Tiba-tiba, mereka mendengar suara langkah kaki dari belakang mereka. Mereka berbalik, dan melihat seorang pria tua dengan jubah hitam berdiri di hadapan mereka, tersenyum. Wajahnya terlihat tenang dan bijaksana, namun matanya memancarkan kekuatan yang luar biasa.
"Aku sudah menunggu kalian," kata pria itu. "Aku adalah Tuan Chen, pemimpin dari Klan Giok Hitam. Aku adalah keturunan dari keluarga yang sama yang melindungi Ratu Sophia di zaman dulu"
Max dan Leticia saling memandang, terkejut. Mereka tidak menyangka akan menemukan sekutu mereka dengan mudah.
"Kau adalah Jenderal Citra, dan kau adalah Maximilian Bailey, suaminya" kata Tuan Chen, menatap mereka berdua. "Nenek Sophia sudah memberitahuku tentang kehadiranmu. Kami sudah menunggu selama berabad-abad, menunggu jenderal dari masa lalu untuk kembali."

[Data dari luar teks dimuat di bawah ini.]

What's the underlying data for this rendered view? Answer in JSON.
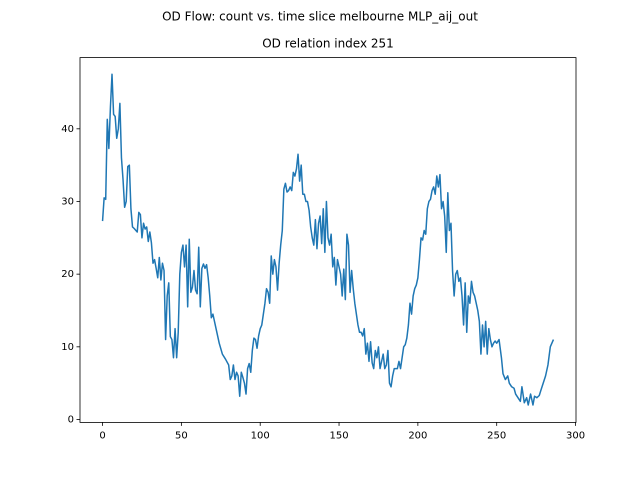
{
  "chart_data": {
    "type": "line",
    "suptitle": "OD Flow: count vs. time slice melbourne MLP_aij_out",
    "title": "OD relation index 251",
    "color": "#1f77b4",
    "x": [
      0,
      1,
      2,
      3,
      4,
      5,
      6,
      7,
      8,
      9,
      10,
      11,
      12,
      13,
      14,
      15,
      16,
      17,
      18,
      19,
      20,
      22,
      23,
      24,
      25,
      26,
      27,
      28,
      29,
      30,
      31,
      32,
      33,
      34,
      35,
      36,
      37,
      38,
      39,
      40,
      41,
      42,
      43,
      44,
      45,
      46,
      47,
      48,
      49,
      50,
      51,
      52,
      53,
      54,
      55,
      56,
      57,
      58,
      59,
      60,
      61,
      62,
      63,
      64,
      65,
      66,
      67,
      68,
      69,
      70,
      72,
      74,
      76,
      78,
      80,
      81,
      82,
      83,
      84,
      85,
      86,
      87,
      88,
      89,
      90,
      91,
      92,
      93,
      94,
      95,
      96,
      97,
      98,
      99,
      100,
      101,
      102,
      103,
      104,
      105,
      106,
      107,
      108,
      109,
      110,
      111,
      112,
      113,
      114,
      115,
      116,
      117,
      118,
      119,
      120,
      121,
      122,
      123,
      124,
      125,
      126,
      127,
      128,
      129,
      130,
      131,
      132,
      133,
      134,
      135,
      136,
      137,
      138,
      139,
      140,
      141,
      142,
      143,
      144,
      145,
      146,
      147,
      148,
      149,
      150,
      151,
      152,
      153,
      154,
      155,
      156,
      157,
      158,
      159,
      160,
      161,
      162,
      163,
      164,
      165,
      166,
      167,
      168,
      169,
      170,
      171,
      172,
      173,
      174,
      175,
      176,
      177,
      178,
      179,
      180,
      181,
      182,
      183,
      184,
      185,
      186,
      187,
      188,
      189,
      190,
      191,
      192,
      193,
      194,
      195,
      196,
      197,
      198,
      199,
      200,
      201,
      202,
      203,
      204,
      205,
      206,
      207,
      208,
      209,
      210,
      211,
      212,
      213,
      214,
      215,
      216,
      217,
      218,
      219,
      220,
      221,
      222,
      223,
      224,
      225,
      226,
      227,
      228,
      229,
      230,
      231,
      232,
      233,
      234,
      235,
      236,
      237,
      238,
      239,
      240,
      241,
      242,
      243,
      244,
      245,
      246,
      247,
      248,
      249,
      250,
      251.5,
      253,
      254,
      255.5,
      257,
      258,
      259.5,
      261,
      262,
      263.5,
      265,
      266,
      267.5,
      269,
      270,
      271.5,
      273,
      274,
      275.5,
      277,
      278,
      279.5,
      281,
      282.5,
      284,
      286
    ],
    "values": [
      27.3,
      30.5,
      30.3,
      41.3,
      37.3,
      43,
      47.5,
      42,
      41.7,
      38.7,
      40,
      43.5,
      36,
      33,
      29.2,
      30,
      34.8,
      35,
      29,
      26.5,
      26.3,
      25.8,
      28.5,
      28.2,
      25,
      27,
      26.2,
      26.5,
      24.5,
      25.8,
      24.3,
      21.5,
      22,
      20.8,
      19.5,
      22.3,
      19.2,
      21.5,
      20.5,
      11,
      17,
      18.8,
      11.4,
      11,
      8.5,
      12.5,
      8.5,
      12,
      20,
      23,
      24,
      21,
      24,
      15.5,
      24.8,
      17.5,
      18.2,
      20.5,
      17.8,
      17.3,
      23.7,
      15.5,
      20.8,
      21.4,
      20.8,
      21.3,
      19.5,
      17,
      14,
      14.5,
      12.5,
      10.5,
      9,
      8.3,
      7.5,
      5.5,
      6,
      7.5,
      5.5,
      6.5,
      6,
      3.2,
      6.5,
      5.8,
      5,
      3.5,
      7,
      7.7,
      6.5,
      9.5,
      11.2,
      11,
      9.8,
      11.5,
      12.5,
      13,
      14.5,
      16,
      18,
      17.5,
      16,
      22.5,
      20,
      22,
      21,
      17.8,
      21.5,
      24,
      26,
      31.7,
      32.5,
      31.3,
      31.5,
      32,
      31.5,
      34,
      33.5,
      34.5,
      36.5,
      32.8,
      35,
      31,
      31,
      30,
      30,
      28.8,
      26.5,
      25,
      24,
      27.5,
      23.5,
      27,
      28,
      24.2,
      29,
      23,
      30,
      25,
      24,
      25.5,
      21,
      22.3,
      18.5,
      22,
      21,
      20,
      17,
      20.7,
      16.5,
      25.5,
      24,
      17.5,
      20.5,
      18,
      16,
      14.5,
      13,
      12,
      12,
      11.5,
      12.5,
      9,
      10.5,
      8,
      10.7,
      7.8,
      7,
      9.5,
      8.5,
      10,
      7,
      8,
      9,
      7,
      7.5,
      9.5,
      5,
      4.5,
      6,
      7,
      7,
      7,
      8,
      7,
      8.5,
      10,
      10.3,
      11.2,
      13,
      16,
      14.5,
      17,
      18,
      18.5,
      19.5,
      22,
      25,
      24.7,
      26,
      25.5,
      29,
      30,
      30.3,
      31.5,
      32,
      31,
      33.5,
      32,
      33.7,
      29,
      30,
      28,
      23,
      31.2,
      26,
      27,
      20.5,
      17,
      20,
      20.5,
      19,
      19.5,
      17,
      13,
      18.8,
      12,
      17,
      16,
      19,
      17.5,
      17,
      16,
      15,
      13.5,
      9,
      13,
      10,
      13.5,
      9,
      12.5,
      11,
      10,
      10.5,
      10.8,
      10.5,
      11,
      8.5,
      6.3,
      5.5,
      6,
      5,
      4.5,
      4.3,
      3.5,
      3,
      2.5,
      4.5,
      2.3,
      3,
      2,
      3.5,
      2,
      3.2,
      3,
      3.3,
      4,
      5,
      6,
      7.5,
      10,
      11
    ],
    "xlim": [
      -14.3,
      300.3
    ],
    "ylim": [
      -0.4,
      49.8
    ],
    "xticks": [
      0,
      50,
      100,
      150,
      200,
      250,
      300
    ],
    "yticks": [
      0,
      10,
      20,
      30,
      40
    ]
  }
}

Tuan Chen kemudian menoleh ke Citra. "Kami sudah tahu tentang Clarissa. Kami tahu tentang dendamnya yang diwariskan dari ibunya, Olivia. Kami juga tahu tentang kehadiran anak-anakmu. Mereka adalah keturunan dari garis Ratu Sophia yang harus kami lindungi."
Leticia merasa lega. Ia akhirnya menemukan orang-orang yang bisa ia percaya.
"Kami akan membantumu, Jenderal Citra" kata Tuan Chen. "Tapi pertempuran ini tidak akan mudah. Clarissa telah membangun kerajaan kejahatan yang kuat. Kami membutuhkanmu dan suamimu untuk menghancurkannya. Kami akan memberikanmu semua informasi dan bantuan yang kau butuhkan. Tapi kau harus siap untuk menghadapi bahaya yang lebih besar dari yang pernah kau bayangkan."
Max dan Leticia mengangguk. Mereka tahu, mereka berada di jalan yang benar. Dengan bantuan Klan Giok Hitam, mereka akan memiliki kesempatan untuk mengalahkan Clarissa dan melindungi keluarga mereka.